Common series include multiple models such as GICL, GIICL, GCLD, WGP, WGC, WGZ, etc. The GICL and GIICL series are basic curved tooth couplings, particularly suitable for low-speed and heavy-duty working conditions, such as metallurgy, mining, lifting and transportation industries. The GIICL type is further divided into Type I and Type II: Type I adopts a separated sealing end, allowing for larger radial displacement and adapting to Y, J1, and Z1 axial extensions; Type II is an integral sealed end with a more compact structure, suitable for Y and J1 type shaft extensions. GCLD type is a curved tooth coupling with an intermediate shaft, suitable for shaft connections in long-distance transmission. WGP type is a curved tooth coupling with brake discs, commonly used for equipment that requires rapid braking; WGC type is a vertically installed curved tooth coupling designed specifically for transmission systems with vertical installation; The WGZ type is a curved tooth coupling with brake wheels that integrates braking function.

From the perspective of functional configuration, drum gear couplings can be divided into ordinary type, brake type, vertical installation type, intermediate shaft type, etc. Ordinary models such as GICL, GIICL, etc. are mainly used for conventional power transmission; Braking types such as WGP, WGZ, NGCL, etc., integrate brake discs or brake wheels and are widely used in equipment such as cranes and mining hoists that require rapid braking; Vertical installation types such as WGC are specifically designed for connecting vertical shaft systems such as vertical pumps and vertical reducers; Intermediate shaft types such as WGJ, GCLD, etc. adapt to the transmission requirements of large shaft spacing by adding intermediate shafts. These different types meet the transmission needs of various complex working conditions, providing users with flexible selection space.

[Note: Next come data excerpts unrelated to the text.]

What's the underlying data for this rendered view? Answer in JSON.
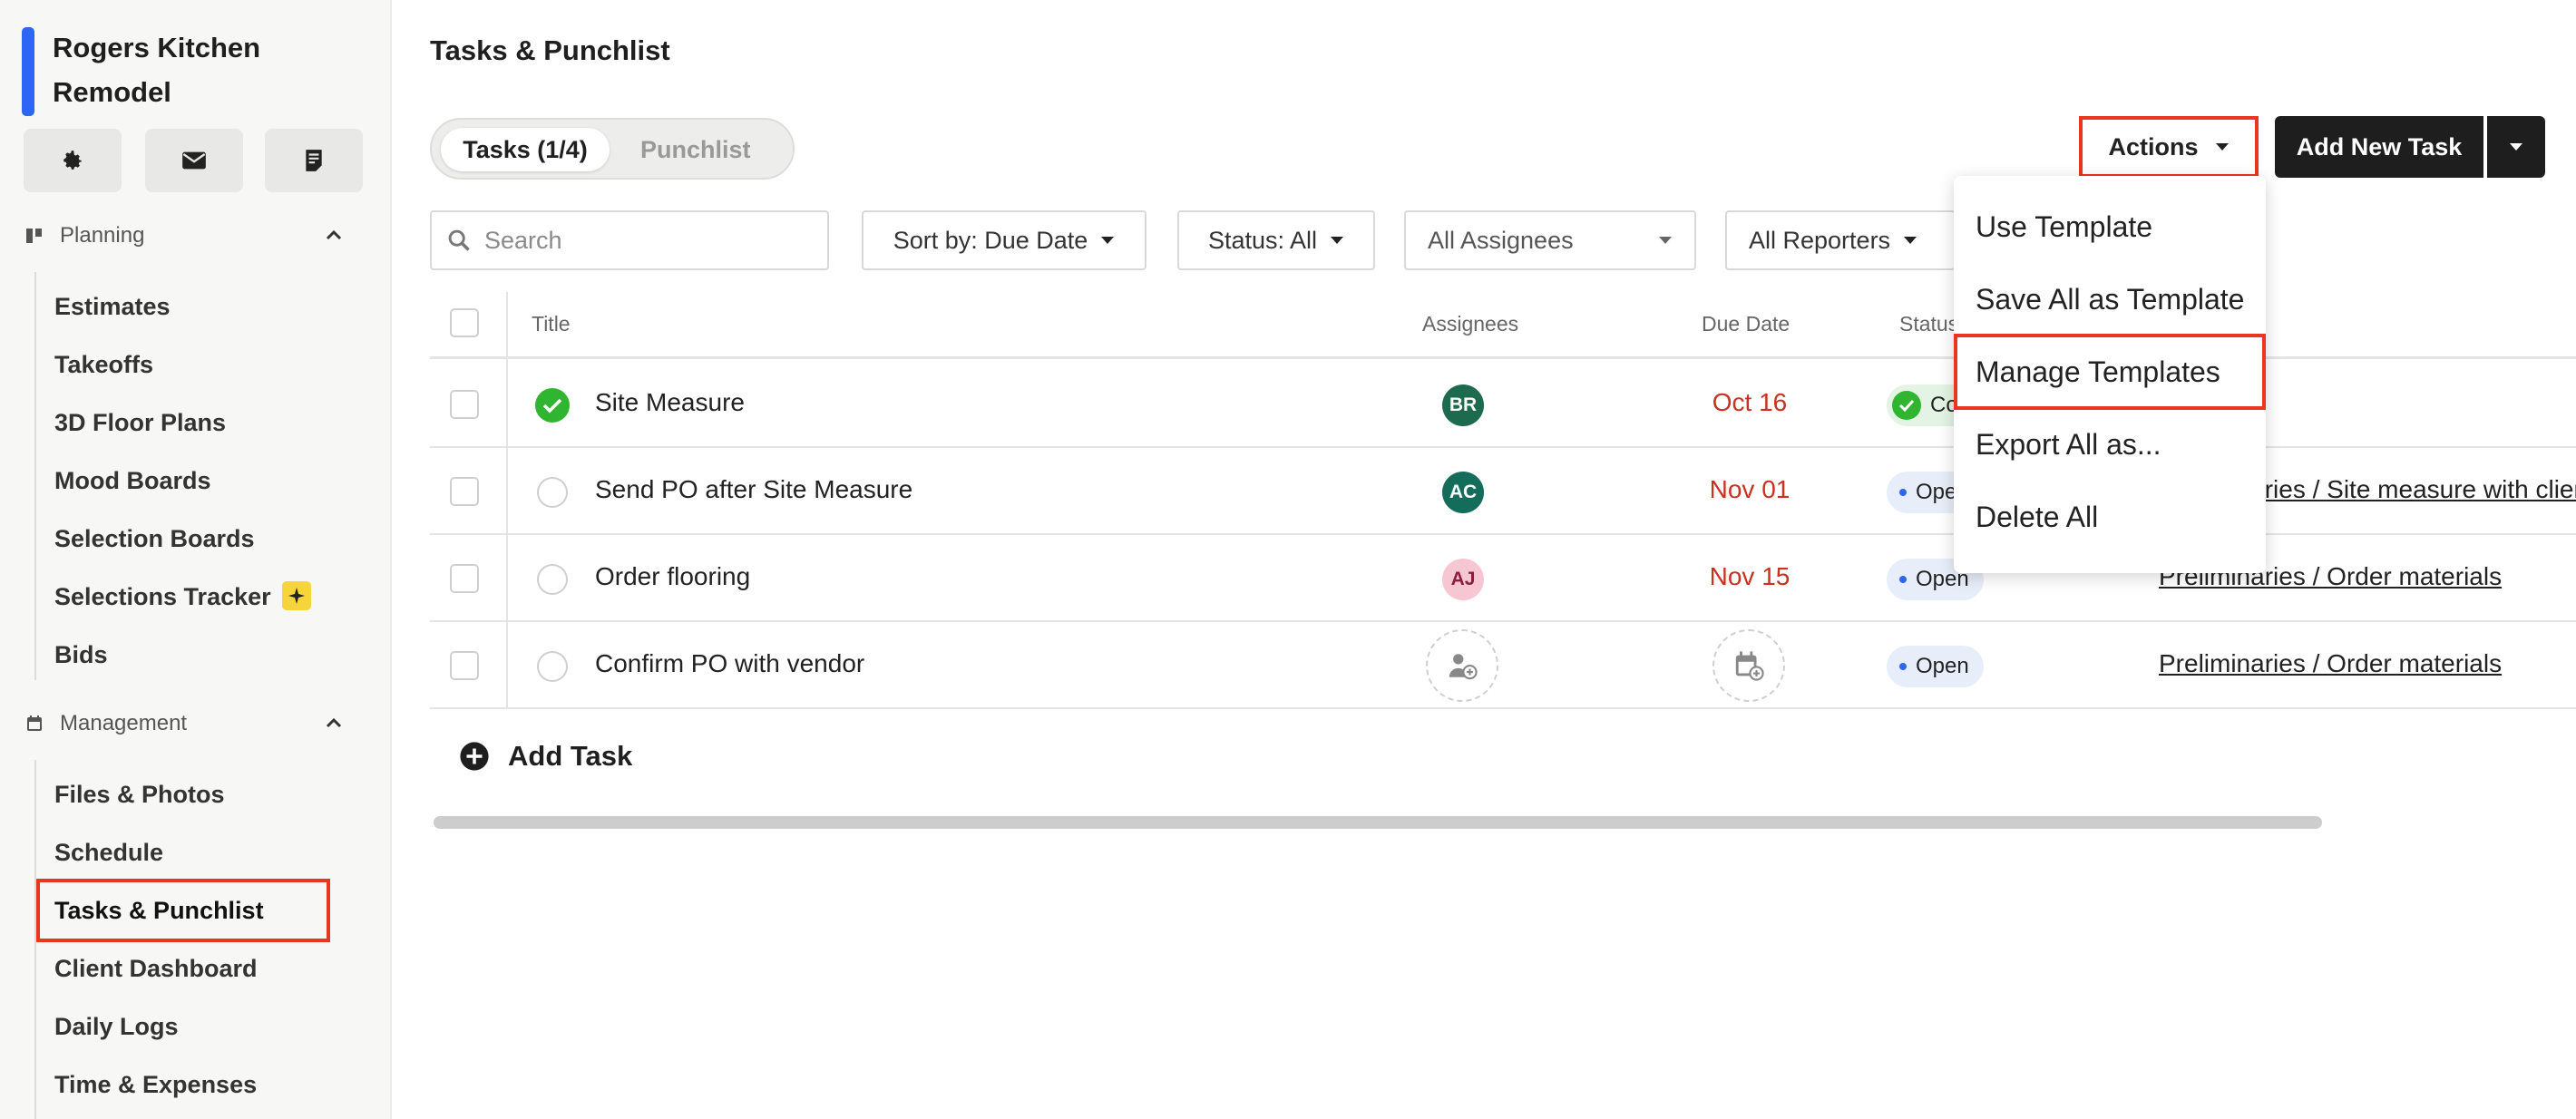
{
  "project": {
    "title": "Rogers Kitchen Remodel"
  },
  "sidebar": {
    "buttons": [
      {
        "icon": "gear-icon"
      },
      {
        "icon": "mail-icon"
      },
      {
        "icon": "notes-icon"
      }
    ],
    "sections": [
      {
        "label": "Planning",
        "icon": "planning-icon",
        "items": [
          {
            "label": "Estimates"
          },
          {
            "label": "Takeoffs"
          },
          {
            "label": "3D Floor Plans"
          },
          {
            "label": "Mood Boards"
          },
          {
            "label": "Selection Boards"
          },
          {
            "label": "Selections Tracker",
            "badge": "sparkle-icon"
          },
          {
            "label": "Bids"
          }
        ]
      },
      {
        "label": "Management",
        "icon": "calendar-icon",
        "items": [
          {
            "label": "Files & Photos"
          },
          {
            "label": "Schedule"
          },
          {
            "label": "Tasks & Punchlist",
            "active": true
          },
          {
            "label": "Client Dashboard"
          },
          {
            "label": "Daily Logs"
          },
          {
            "label": "Time & Expenses"
          }
        ]
      }
    ]
  },
  "main": {
    "title": "Tasks & Punchlist",
    "tabs": [
      {
        "label": "Tasks (1/4)",
        "active": true
      },
      {
        "label": "Punchlist"
      }
    ],
    "actions_label": "Actions",
    "add_new_label": "Add New Task",
    "filters": {
      "search_placeholder": "Search",
      "sort": "Sort by: Due Date",
      "status": "Status: All",
      "assignees": "All Assignees",
      "reporters": "All Reporters"
    },
    "columns": {
      "title": "Title",
      "assignees": "Assignees",
      "due_date": "Due Date",
      "status": "Status"
    },
    "rows": [
      {
        "title": "Site Measure",
        "done": true,
        "assignee": "BR",
        "due": "Oct 16",
        "status": "Completed",
        "link": ""
      },
      {
        "title": "Send PO after Site Measure",
        "done": false,
        "assignee": "AC",
        "due": "Nov 01",
        "status": "Open",
        "link": "Preliminaries / Site measure with client"
      },
      {
        "title": "Order flooring",
        "done": false,
        "assignee": "AJ",
        "due": "Nov 15",
        "status": "Open",
        "link": "Preliminaries / Order materials"
      },
      {
        "title": "Confirm PO with vendor",
        "done": false,
        "assignee": "",
        "due": "",
        "status": "Open",
        "link": "Preliminaries / Order materials"
      }
    ],
    "add_task_label": "Add Task"
  },
  "actions_menu": {
    "items": [
      {
        "label": "Use Template"
      },
      {
        "label": "Save All as Template"
      },
      {
        "label": "Manage Templates",
        "highlighted": true
      },
      {
        "label": "Export All as..."
      },
      {
        "label": "Delete All"
      }
    ]
  },
  "colors": {
    "accent": "#2d66f5",
    "highlight": "#e8361f",
    "danger_text": "#c8321e",
    "success": "#2fb52f",
    "dark_button": "#1e1e1e"
  },
  "avatars": {
    "BR": {
      "bg": "#1d6b4f",
      "fg": "#ffffff"
    },
    "AC": {
      "bg": "#136d5a",
      "fg": "#ffffff"
    },
    "AJ": {
      "bg": "#f7c6d3",
      "fg": "#8a1f3d"
    }
  }
}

In terms of performance parameter range, the curved tooth coupling covers a wide range of applicable requirements. The nominal torque range is from 0.4kN · m to 4500kN · m, which can meet different torque requirements from small equipment to heavy machinery; The diameter range of the shaft hole is from 16mm to 1040mm, suitable for various shaft diameters; The maximum allowable speed can reach 4000r/min, which is suitable for low-speed heavy-duty situations and can also meet some high-speed transmission requirements.